7. In vitro method for identifying and/or producing candidate compounds useful in the treatment of aortic stenosis which comprises: (a) Measuring the level of expression or activity of APOC2 in a biological sample isolated from the patient after the administration of the candidate compound; (b) wherein if the level of expression or activity of APOC2 determined in step (a) is statistically lower than the level of APOC2 determined before the administration of the candidate compound, is indicative that the candidate compound is effective in the treatment of aortic stenosis.
8. An in vitro method for the diagnosis and/or prognosis of aortic stenosis which comprises: (a) determining the level of expression of AP0C2 protein, or AP0C2 gene, in a biological sample obtained from a patient, b) wherein a deviation in expression from a pre-established reference value is indicative that the patient has aortic stenosis.
9. In vitro method, according to any of the previous claims, for the diagnosis and/or prognosis of aortic stenosis in patients suffering from diabetes.
10. In vitro method, according to any of the previous claims, wherein the biological sample is plasma, blood, serum or tissue from a heart biopsy.
11. In vitro method, according to any of the previous claims, comprising a) determining the level of expression of APOC2 protein, or APOC2 gene, in a biological sample of plasma, blood or serum obtained from a patient, b) wherein a level of expression above a previously established reference value is indicative that the patient has aortic stenosis, or that the patient with diabetes may develop aortic stenosis.

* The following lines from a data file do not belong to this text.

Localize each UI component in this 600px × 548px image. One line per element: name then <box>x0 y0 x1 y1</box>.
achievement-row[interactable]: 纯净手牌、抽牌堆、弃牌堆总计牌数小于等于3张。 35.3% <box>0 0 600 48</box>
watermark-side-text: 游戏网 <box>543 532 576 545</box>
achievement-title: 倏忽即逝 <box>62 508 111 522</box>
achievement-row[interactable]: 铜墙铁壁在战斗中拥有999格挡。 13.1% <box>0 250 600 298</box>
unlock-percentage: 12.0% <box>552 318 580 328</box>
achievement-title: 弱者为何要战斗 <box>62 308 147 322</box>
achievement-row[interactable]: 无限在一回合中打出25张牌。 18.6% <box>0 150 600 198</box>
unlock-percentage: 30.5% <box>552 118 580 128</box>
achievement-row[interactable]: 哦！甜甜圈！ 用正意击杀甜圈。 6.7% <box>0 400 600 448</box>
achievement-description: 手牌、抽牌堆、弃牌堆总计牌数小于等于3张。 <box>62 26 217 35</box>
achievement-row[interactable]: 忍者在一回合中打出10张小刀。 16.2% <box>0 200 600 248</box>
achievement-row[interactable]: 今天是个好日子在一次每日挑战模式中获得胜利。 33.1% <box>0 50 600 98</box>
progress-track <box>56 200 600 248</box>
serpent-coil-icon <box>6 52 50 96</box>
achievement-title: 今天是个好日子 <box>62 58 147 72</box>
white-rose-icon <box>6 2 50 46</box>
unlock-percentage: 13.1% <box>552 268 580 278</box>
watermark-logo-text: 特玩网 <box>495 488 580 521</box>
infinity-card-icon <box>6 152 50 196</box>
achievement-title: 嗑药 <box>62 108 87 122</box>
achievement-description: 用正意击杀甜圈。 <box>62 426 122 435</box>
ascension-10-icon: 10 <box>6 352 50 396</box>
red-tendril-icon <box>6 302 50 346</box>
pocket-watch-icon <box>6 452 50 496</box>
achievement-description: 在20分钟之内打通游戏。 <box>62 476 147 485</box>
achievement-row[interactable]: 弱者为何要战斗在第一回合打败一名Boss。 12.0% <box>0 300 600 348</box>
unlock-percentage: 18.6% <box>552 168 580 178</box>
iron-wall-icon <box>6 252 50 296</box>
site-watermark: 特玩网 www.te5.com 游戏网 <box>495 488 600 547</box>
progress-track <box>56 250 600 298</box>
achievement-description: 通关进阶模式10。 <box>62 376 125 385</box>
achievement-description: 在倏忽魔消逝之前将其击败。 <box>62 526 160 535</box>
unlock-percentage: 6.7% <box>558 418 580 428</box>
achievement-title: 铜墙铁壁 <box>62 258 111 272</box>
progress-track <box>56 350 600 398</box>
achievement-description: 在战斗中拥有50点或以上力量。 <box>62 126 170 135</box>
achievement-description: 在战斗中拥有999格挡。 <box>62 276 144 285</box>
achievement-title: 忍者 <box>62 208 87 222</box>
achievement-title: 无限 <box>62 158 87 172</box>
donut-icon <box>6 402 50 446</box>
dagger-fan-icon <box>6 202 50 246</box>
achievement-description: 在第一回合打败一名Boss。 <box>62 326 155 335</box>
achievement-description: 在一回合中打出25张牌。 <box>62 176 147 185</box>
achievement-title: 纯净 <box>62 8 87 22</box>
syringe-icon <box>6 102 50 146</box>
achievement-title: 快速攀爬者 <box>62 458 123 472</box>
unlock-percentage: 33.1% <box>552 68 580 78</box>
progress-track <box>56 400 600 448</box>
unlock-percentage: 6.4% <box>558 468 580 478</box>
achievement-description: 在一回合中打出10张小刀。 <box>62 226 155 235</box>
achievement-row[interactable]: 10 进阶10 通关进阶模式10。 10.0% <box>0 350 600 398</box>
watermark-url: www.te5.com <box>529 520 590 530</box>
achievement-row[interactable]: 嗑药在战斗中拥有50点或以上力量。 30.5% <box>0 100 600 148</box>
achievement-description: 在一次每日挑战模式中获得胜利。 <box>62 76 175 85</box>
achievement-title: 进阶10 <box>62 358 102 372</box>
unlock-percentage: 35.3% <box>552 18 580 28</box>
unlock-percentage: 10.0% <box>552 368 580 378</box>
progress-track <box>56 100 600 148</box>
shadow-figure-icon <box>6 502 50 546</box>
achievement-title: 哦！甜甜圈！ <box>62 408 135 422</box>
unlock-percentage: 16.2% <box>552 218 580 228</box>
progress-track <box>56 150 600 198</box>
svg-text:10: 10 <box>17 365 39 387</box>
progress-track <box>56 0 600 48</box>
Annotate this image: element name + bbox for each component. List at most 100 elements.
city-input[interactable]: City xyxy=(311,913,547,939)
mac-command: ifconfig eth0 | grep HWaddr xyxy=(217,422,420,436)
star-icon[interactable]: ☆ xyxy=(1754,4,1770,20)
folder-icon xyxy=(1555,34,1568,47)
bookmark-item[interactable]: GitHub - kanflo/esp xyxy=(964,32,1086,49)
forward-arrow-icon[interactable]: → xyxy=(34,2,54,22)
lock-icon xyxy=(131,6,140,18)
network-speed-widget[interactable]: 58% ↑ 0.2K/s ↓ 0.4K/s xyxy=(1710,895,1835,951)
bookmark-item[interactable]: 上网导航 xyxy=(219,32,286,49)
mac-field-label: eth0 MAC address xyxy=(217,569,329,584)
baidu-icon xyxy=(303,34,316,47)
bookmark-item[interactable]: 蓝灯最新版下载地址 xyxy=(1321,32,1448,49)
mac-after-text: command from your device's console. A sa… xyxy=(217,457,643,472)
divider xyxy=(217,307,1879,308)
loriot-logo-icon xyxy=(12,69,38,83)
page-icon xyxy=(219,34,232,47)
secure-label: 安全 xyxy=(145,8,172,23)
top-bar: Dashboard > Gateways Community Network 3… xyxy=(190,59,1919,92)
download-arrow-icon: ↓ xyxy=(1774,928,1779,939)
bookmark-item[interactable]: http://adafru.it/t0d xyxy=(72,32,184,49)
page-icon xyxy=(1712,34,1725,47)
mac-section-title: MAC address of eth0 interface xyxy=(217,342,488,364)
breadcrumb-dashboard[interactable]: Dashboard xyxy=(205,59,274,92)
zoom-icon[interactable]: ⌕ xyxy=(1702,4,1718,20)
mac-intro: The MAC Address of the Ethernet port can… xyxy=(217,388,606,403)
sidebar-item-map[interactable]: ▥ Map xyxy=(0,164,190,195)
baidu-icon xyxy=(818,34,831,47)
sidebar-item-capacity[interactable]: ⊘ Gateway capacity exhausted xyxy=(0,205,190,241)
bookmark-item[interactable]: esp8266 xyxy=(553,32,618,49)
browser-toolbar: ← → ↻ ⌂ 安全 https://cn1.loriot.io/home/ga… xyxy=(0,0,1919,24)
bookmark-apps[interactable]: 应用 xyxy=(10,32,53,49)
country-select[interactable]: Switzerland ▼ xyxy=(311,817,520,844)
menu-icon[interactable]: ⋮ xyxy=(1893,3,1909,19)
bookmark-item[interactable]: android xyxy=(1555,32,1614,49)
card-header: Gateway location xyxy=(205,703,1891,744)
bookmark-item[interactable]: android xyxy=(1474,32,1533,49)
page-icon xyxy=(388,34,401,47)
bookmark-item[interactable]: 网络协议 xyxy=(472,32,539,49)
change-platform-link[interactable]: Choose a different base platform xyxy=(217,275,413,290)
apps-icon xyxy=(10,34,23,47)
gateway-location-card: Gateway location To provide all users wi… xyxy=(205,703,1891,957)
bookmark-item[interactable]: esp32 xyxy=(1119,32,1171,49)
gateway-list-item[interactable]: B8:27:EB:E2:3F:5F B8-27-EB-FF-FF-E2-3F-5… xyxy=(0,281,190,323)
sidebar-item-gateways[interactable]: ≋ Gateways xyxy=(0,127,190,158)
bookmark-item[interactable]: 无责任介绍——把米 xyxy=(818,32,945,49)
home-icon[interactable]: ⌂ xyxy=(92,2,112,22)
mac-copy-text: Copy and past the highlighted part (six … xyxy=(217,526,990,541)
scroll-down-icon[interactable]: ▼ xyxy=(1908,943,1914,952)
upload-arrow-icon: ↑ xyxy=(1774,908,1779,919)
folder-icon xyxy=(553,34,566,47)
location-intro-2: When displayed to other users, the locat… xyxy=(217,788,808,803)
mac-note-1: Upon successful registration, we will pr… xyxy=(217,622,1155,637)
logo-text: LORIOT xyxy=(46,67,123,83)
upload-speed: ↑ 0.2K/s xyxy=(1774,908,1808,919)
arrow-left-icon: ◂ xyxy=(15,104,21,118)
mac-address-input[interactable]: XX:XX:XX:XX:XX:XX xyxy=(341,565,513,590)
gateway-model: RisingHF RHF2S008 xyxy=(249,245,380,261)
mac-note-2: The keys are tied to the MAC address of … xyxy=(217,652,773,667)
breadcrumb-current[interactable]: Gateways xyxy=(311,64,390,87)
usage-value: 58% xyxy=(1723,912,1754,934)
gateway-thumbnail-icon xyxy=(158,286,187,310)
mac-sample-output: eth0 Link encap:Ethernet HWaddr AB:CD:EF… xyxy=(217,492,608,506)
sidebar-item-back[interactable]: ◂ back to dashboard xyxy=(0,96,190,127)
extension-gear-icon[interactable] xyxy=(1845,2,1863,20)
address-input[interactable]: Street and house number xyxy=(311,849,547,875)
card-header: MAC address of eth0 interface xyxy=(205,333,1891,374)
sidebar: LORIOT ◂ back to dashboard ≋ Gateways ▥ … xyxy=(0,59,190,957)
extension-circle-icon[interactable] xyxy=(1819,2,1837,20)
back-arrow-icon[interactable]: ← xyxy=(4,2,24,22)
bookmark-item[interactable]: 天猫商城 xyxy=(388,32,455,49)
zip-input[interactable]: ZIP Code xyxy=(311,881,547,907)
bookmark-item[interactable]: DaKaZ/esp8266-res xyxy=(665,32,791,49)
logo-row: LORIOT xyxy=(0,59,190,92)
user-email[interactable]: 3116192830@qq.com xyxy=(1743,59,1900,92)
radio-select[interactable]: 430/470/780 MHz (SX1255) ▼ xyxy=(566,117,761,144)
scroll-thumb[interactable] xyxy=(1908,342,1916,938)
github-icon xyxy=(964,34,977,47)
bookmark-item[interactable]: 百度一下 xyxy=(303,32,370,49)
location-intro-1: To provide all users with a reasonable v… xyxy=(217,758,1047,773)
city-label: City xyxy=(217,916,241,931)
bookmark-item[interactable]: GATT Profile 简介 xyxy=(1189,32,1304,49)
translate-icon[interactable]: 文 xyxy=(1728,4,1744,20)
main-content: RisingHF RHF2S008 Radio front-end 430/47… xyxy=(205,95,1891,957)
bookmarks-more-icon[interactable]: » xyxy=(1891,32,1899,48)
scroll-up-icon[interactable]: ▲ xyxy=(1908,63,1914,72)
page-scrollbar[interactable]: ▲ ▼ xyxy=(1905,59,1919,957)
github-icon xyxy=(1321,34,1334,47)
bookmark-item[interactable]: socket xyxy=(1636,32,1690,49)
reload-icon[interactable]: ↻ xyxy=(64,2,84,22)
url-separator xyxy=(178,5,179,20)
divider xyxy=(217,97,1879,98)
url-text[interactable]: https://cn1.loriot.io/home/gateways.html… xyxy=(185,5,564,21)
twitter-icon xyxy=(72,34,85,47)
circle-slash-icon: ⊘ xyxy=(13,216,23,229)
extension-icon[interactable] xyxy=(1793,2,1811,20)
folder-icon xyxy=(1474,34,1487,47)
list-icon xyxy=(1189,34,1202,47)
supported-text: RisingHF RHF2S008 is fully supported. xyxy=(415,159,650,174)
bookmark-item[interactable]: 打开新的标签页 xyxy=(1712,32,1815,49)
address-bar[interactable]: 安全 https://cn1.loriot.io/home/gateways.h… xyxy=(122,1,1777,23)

12. In vitro method, according to any of the previous claims, wherein the aortic stenosis is degenerative aortic stenosis.
13. In vitro method, according to any of the previous claims, wherein the diabetes is diabetes mellitus, preferably type 2 diabetes mellitus.
14. In vitro use of APOC2 protein, or the APOC2 gene, or of a kit comprising reagents for the measurement of APOC2 protein expression levels, or the APOC2 gene, for the diagnosis and/or prognosis of aortic stenosis, or to predict whether a patient may develop aortic stenosis.
15. In vitro use of APOC2 protein, or the APOC2 gene, or of a kit comprising reagents for the measurement of APOC2 protein expression levels, or the APOC2 gene, according to claim 14, for the diagnosis and/or prognosis of aortic stenosis in patients with diabetes, or to predict whether a patient with diabetes may develop aortic stenosis.